Anyone that knows anything about music will tell you that Vienna is the place to be if you want to see an Opera, or Concert. It doesn’t really matter which one, as long as you have some sort of musical experience. The best part about it is that you only need about four euros to have a great cultural experience in this city. As soon as we arrived in Vienna, Annie and I had been determined to go to an Opera. This desire for a story told entirely by song was fueled even more by our failed attempt in Prague. We set our sights on the third day and managed to cajole the rest of our classmates into accompanying us. Everyone dressed up to the nines and we all set out towards the box office with our student IDs in hand, (students always get better prices at these sort of events). Annie was the first to reach the box office and she quickly informed us that the cheapest seats for students were twenty euros. There was a unison of groans from the group. “BUT” she shouted, “ If we stand, we only have to pay four euros.” It’s amazing how a difference of sixteen euros can convince twenty college students to stand for three hours straight through an Opera sung entirely in German. We all agreed and quickly purchased our tickets. We had about an hour to spare before it began so everyone went there separate ways with the agreement to meet in fifty minutes. Annie, Andy and I decided that we would spend our pre-Opera time at the famed café at Hotel Sacher. We walked into the extravagantly decorated restaurant and were speechless for about a minute as we all stared at the lush decorations and mouth watering cakes displayed in the center of the room. Home to the notoriously “healthy” Sacher tort, this café was the one to come up with the recipe for the rich chocolate cake we were about to gorge ourselves on. We each ordered a different delicacy, and I, of course, picked the Sacher tort. For about five minutes, we were silent as we tasted and devoured each of the different cakes. We had just enough time to run back to the doors of the Opera and grab our seats/spots for standing.

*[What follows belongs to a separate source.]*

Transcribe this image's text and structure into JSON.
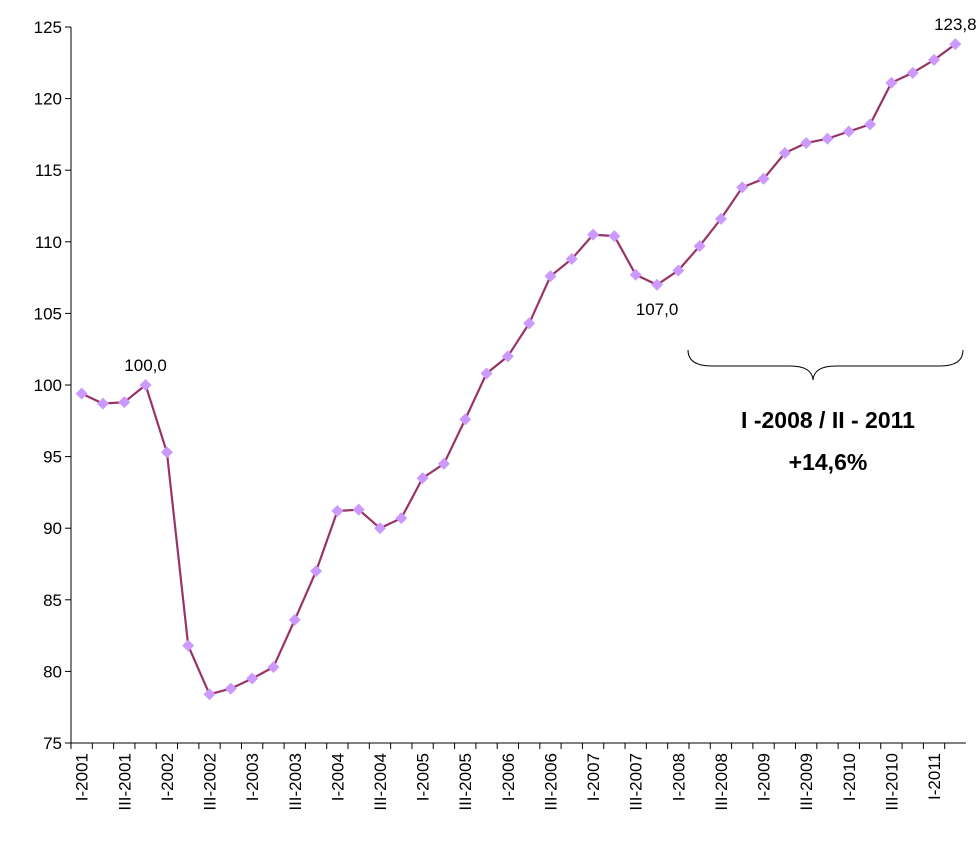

The opera began pleasantly enough with a festive dance scene, but I could already see some of my classmates start to fidget. The standing space was crowded and hot, and the usher was quick to yell if she saw you try and sit. After about 30 minutes into the opera, the first students began to leave. It continued like this until the scene where one of the characters was shot. We all clapped energetically thinking that it was finally the end. I must point out here, that the Opera was thoroughly entertaining and beautiful, but you try standing for two hours straight in a hot, stuffy room. We all headed happily of off the balcony towards the door when we heard someone say, “Intermission ends in twenty minutes.” We all looked at each other with guilty expressions. After about two minutes of pleading statements and justifications of why we should leave, we guiltily filed out of the Opera’s double doors. We had walked a block away from the Opera house when we came across a crowd of people standing in front of a large flat screen. The Opera was being shown LIVE, on the screen. I was thrilled and quickly came up with a compromise for the rest of our classmates. All we had to do was grab some pizza and drinks from the nearby cart, and set ourselves down on the sidewalk in front of the screen. This is how we watched the remaining forty five minutes of the Opera. While we didn’t have the convenience of the subtitles screen, like we did inside, we were able to figure out what was happening by the actor’s facial expressions (which were impossible to see when we were standing inside). Overall, I think our experience was extremely cultural, and while we had to cheat a bit at the end, we still managed to sample some of the best of Vienna and we didn’t even get lost while trying.